The Daloopa discover_companies tool doesn’t just accept input. It tells the LLM how to recover from failures:

“1. PRIMARY: Ticker Symbol Search
2. SECONDARY: Company Name Search (only if ticker fails)
3. FALLBACK: Alternative Name Forms (if standard name fails)”

The LLM is expected to try multiple strategies autonomously before giving up.


Negative Examples

Daloopa also shows what NOT to do:

“NOT: discover_companies(“Apple Inc.”) or discover_companies(“Apple Incorporated”)”

Fireflies does the same:

“Does NOT accept transcriptId as input”

Negative examples are surprisingly effective. Most tool descriptions only show happy paths.


Async Polling

The Hex create_thread tool handles long-running operations:

“The thread will take a few minutes to complete - you should warn the user about this.”

“You should check at least 10 times, or until the response has the information the user asked for.”

The tool description is defining a polling loop and a UX expectation. Warn the user, then poll up to 10 times.


Context Injection

Netlify’s get-netlify-coding-context is interesting because it doesn’t do anything:

“ALWAYS call when writing code. Required step before creating or editing any type of functions…”

It’s a context loader. The tool exists purely to inject SDK documentation and code patterns into the conversation before the LLM generates code.

Takeaways

If you’re building MCP tools, here’s what I learned from dissecting these B2B apps:

Tool descriptions are runtime prompts, not documentation. The LLM reads them at execution time. Write them like you’re instructing a junior developer, not documenting an API.

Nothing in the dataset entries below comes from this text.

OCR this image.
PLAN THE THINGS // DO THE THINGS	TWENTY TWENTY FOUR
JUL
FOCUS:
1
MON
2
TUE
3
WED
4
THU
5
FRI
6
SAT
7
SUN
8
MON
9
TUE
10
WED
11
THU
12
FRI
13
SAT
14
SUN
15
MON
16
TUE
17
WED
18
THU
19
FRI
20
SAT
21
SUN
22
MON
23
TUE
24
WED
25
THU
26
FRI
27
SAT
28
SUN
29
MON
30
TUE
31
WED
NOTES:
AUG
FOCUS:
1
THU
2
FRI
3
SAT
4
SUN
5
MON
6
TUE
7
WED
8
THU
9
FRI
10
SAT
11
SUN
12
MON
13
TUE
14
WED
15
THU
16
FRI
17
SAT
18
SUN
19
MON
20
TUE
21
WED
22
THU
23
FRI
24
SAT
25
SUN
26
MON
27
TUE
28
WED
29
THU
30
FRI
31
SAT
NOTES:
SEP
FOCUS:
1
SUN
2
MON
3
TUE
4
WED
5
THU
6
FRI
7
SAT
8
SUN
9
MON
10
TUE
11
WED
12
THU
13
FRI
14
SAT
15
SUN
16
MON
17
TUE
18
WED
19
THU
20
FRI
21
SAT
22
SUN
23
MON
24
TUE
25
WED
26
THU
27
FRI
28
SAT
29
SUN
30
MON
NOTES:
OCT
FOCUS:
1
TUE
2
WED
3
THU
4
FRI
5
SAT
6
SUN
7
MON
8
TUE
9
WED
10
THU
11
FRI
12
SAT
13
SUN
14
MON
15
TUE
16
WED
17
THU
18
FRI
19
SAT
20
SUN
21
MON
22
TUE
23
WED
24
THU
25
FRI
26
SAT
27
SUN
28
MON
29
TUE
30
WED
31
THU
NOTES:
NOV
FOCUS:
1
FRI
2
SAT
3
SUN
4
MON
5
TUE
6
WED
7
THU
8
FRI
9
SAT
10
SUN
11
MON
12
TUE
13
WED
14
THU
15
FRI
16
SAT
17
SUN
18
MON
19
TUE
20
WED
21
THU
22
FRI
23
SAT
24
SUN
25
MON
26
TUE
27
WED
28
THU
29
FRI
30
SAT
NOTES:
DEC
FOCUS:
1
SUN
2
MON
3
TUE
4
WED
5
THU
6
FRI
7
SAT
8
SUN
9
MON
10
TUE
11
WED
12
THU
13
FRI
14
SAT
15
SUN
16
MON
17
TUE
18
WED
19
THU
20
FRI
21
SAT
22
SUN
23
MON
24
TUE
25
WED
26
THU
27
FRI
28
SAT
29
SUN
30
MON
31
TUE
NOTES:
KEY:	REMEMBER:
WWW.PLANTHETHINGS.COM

Encode the workflow, not just the action. The best tool descriptions tell the LLM what to do before calling the tool, what to do after, and what to do when things go wrong.

Use negative examples. Showing what NOT to do is surprisingly effective. Most tools only show happy paths. Adding anti-patterns reduces misuse.

Human-in-the-loop is a prompt pattern. Until elicitation becomes standard, you can encode pause points in your descriptions: “present options to the user and ask them to choose.”

Fallback strategies belong in the description. Don’t assume the LLM will retry intelligently. Tell it: try this first, then this, then this.

Context injection is a valid tool pattern. Sometimes a tool’s job isn’t to do something. It’s to load knowledge the LLM needs before it does something else.


The MCP spec gives three primitives. What these B2B apps show is that the real orchestration layer lives in how you describe your tools.

Tool descriptions are the new system prompts.